Using past data to predict whether 2020 will be the warmest on record

Ars Technica » Scientific Method 2020-06-19

One interesting way to look at the world: the darker the red, the closer the correlation between local temperature and global mean. Blue areas tend to prefer contrarian temperatures.

Enlarge / One interesting way to look at the world: the darker the red, the closer the correlation between local temperature and global mean. Blue areas tend to prefer contrarian temperatures. (credit: Brown and Caldeira/Earth and Space Science)

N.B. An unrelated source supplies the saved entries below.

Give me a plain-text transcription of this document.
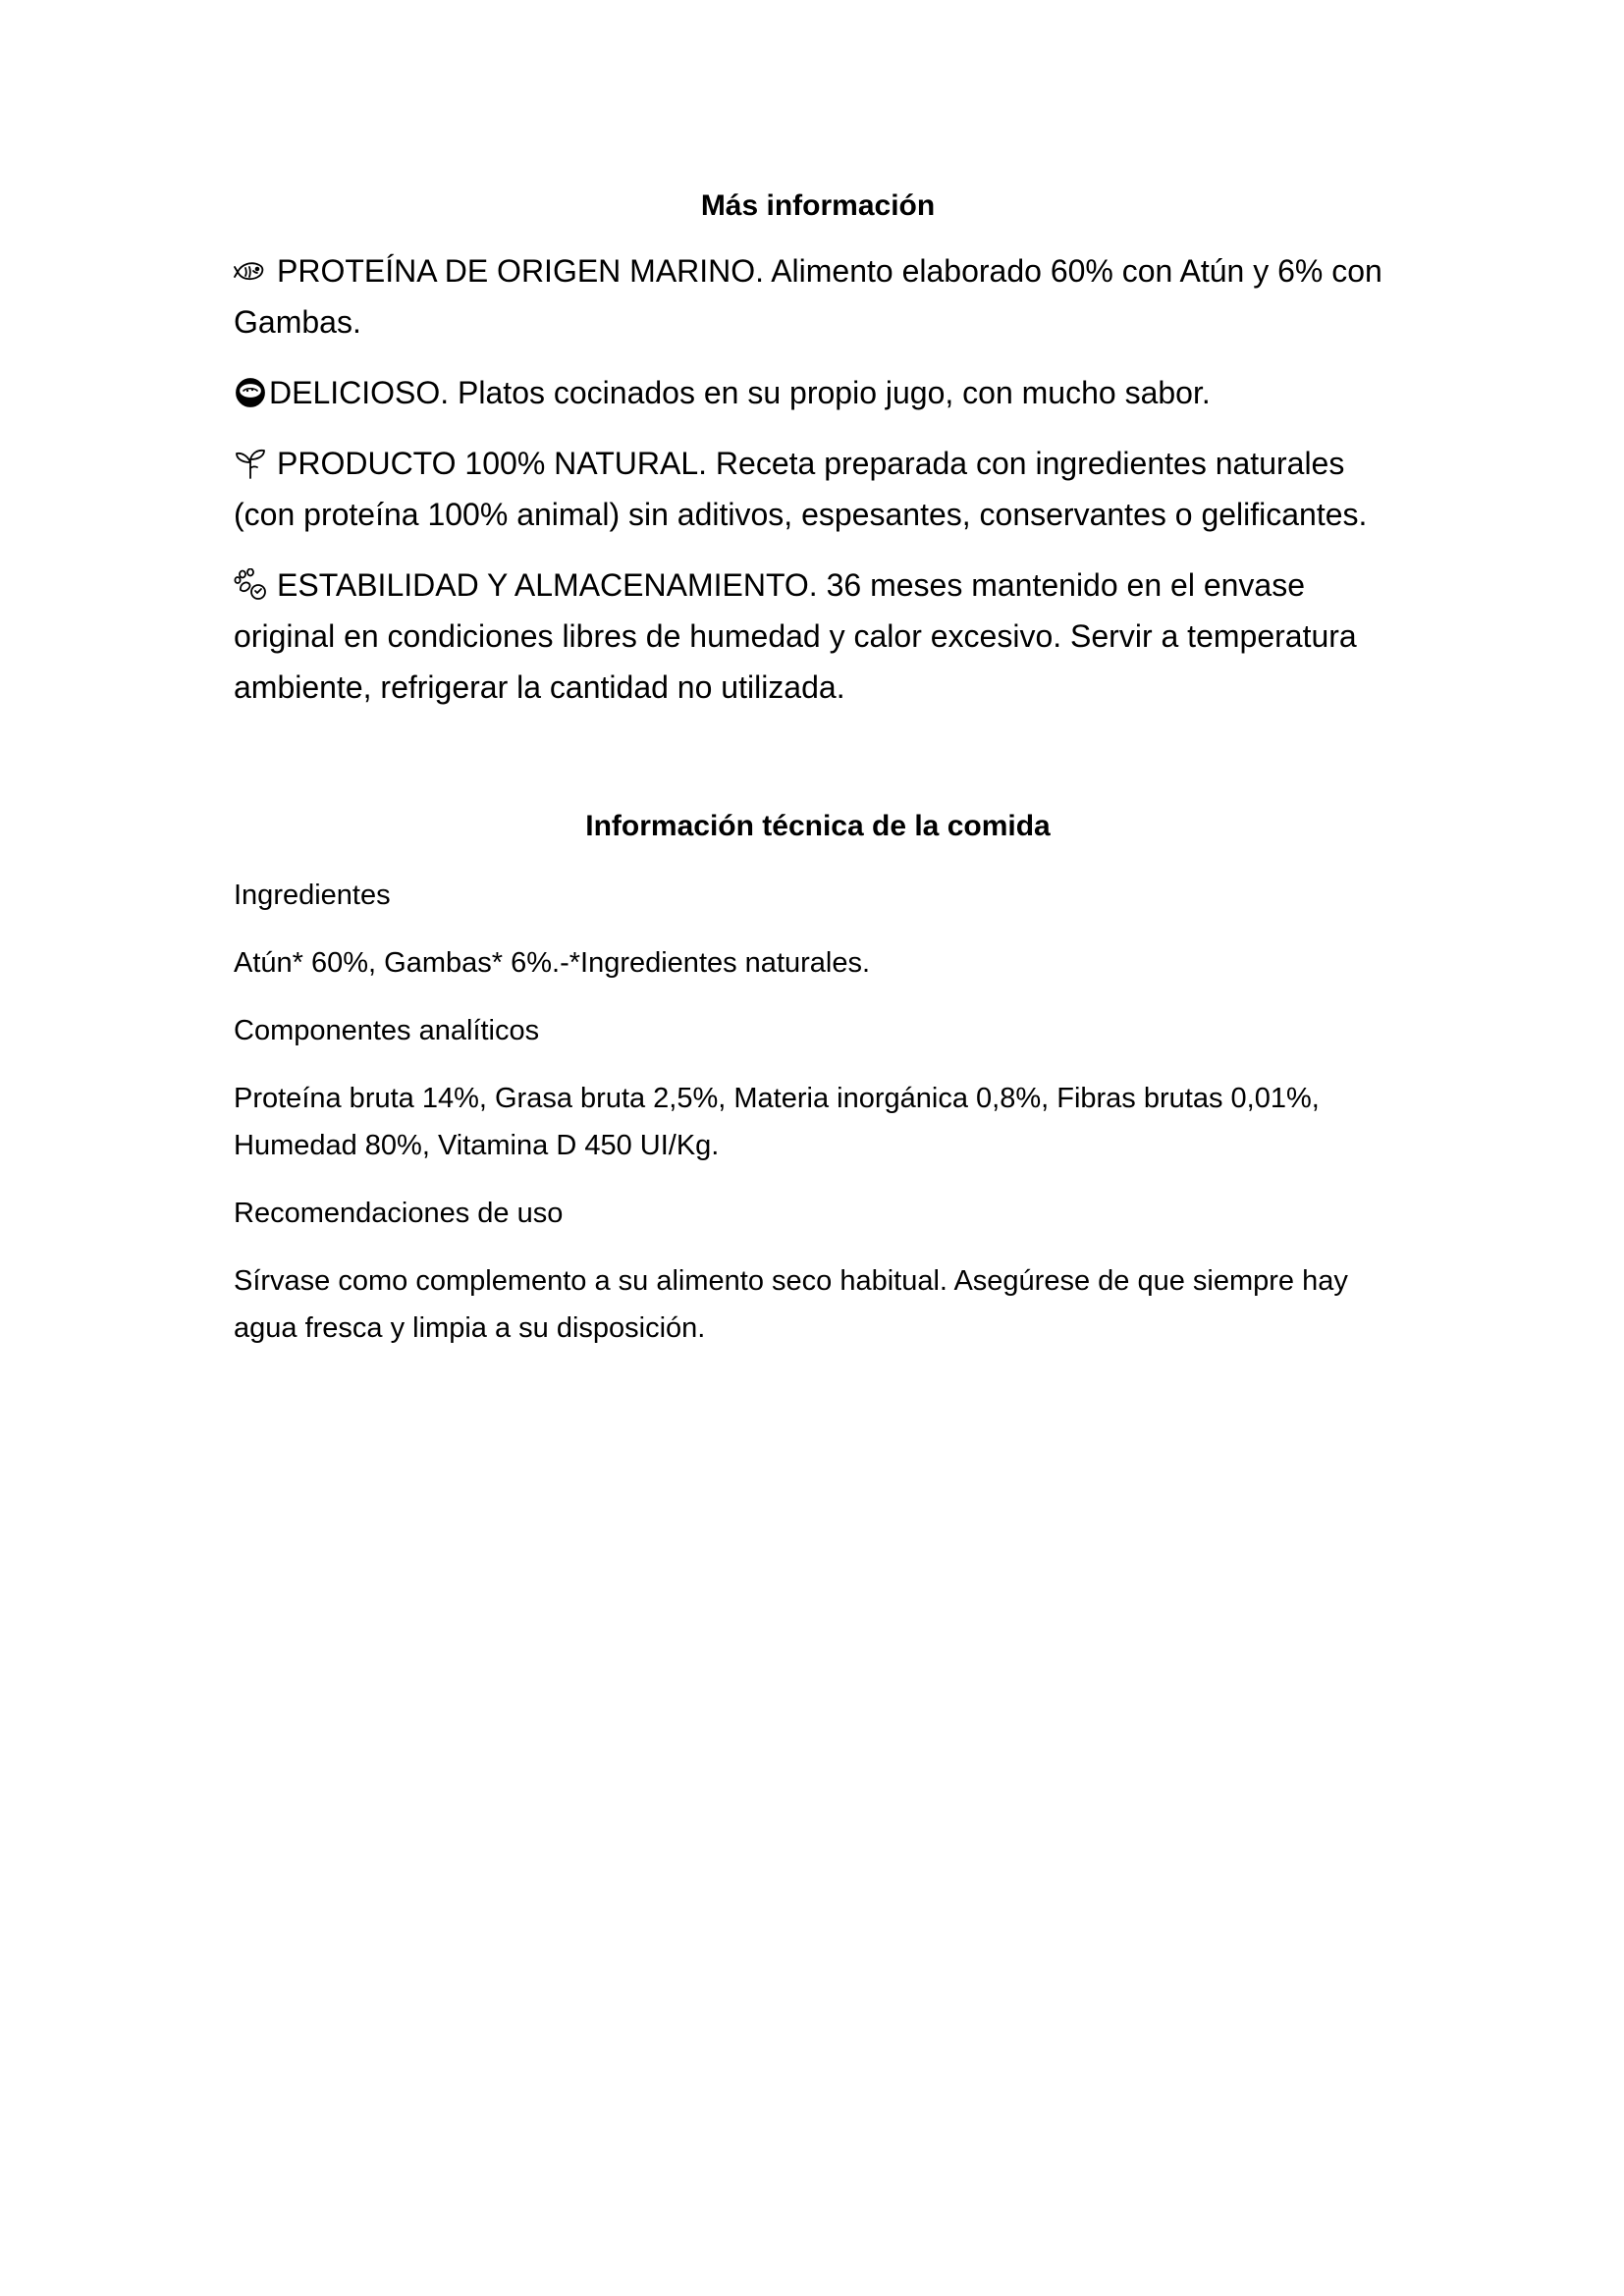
Más información

PROTEÍNA DE ORIGEN MARINO. Alimento elaborado 60% con Atún y 6% con Gambas.

DELICIOSO. Platos cocinados en su propio jugo, con mucho sabor.

PRODUCTO 100% NATURAL. Receta preparada con ingredientes naturales (con proteína 100% animal) sin aditivos, espesantes, conservantes o gelificantes.

ESTABILIDAD Y ALMACENAMIENTO. 36 meses mantenido en el envase original en condiciones libres de humedad y calor excesivo. Servir a temperatura ambiente, refrigerar la cantidad no utilizada.

Información técnica de la comida

Ingredientes

Atún* 60%, Gambas* 6%.-*Ingredientes naturales.

Componentes analíticos

Proteína bruta 14%, Grasa bruta 2,5%, Materia inorgánica 0,8%, Fibras brutas 0,01%, Humedad 80%, Vitamina D 450 UI/Kg.

Recomendaciones de uso

Sírvase como complemento a su alimento seco habitual. Asegúrese de que siempre hay agua fresca y limpia a su disposición.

Meteorologists run weather-forecast models to provide good predictions of weather conditions over the next few days. Climate scientists, on the other hand, run global climate models to project the impacts of climate-changing greenhouse gas emissions over the next few decades. In between these two activities is an interesting task that has proven more difficult than either: predicting global temperature over a few years.

A new study by Patrick Brown and Ken Caldeira tries a new approach to this challenge using nothing more than statistical analysis of the previous two years’ temperatures.

The annual average surface temperature for the globe varies a bit from one year to the next even as a long-term warming trend is apparent. It’s those year-to-year wiggles that are hard to predict. They depend on variable regional weather patterns, most notably the El Niño Southern Oscillation. This seesaw pattern of warm surface water along the equatorial Pacific is significant enough to bump the planet’s average surface temperature up and down. It also affects weather patterns in many places around the world.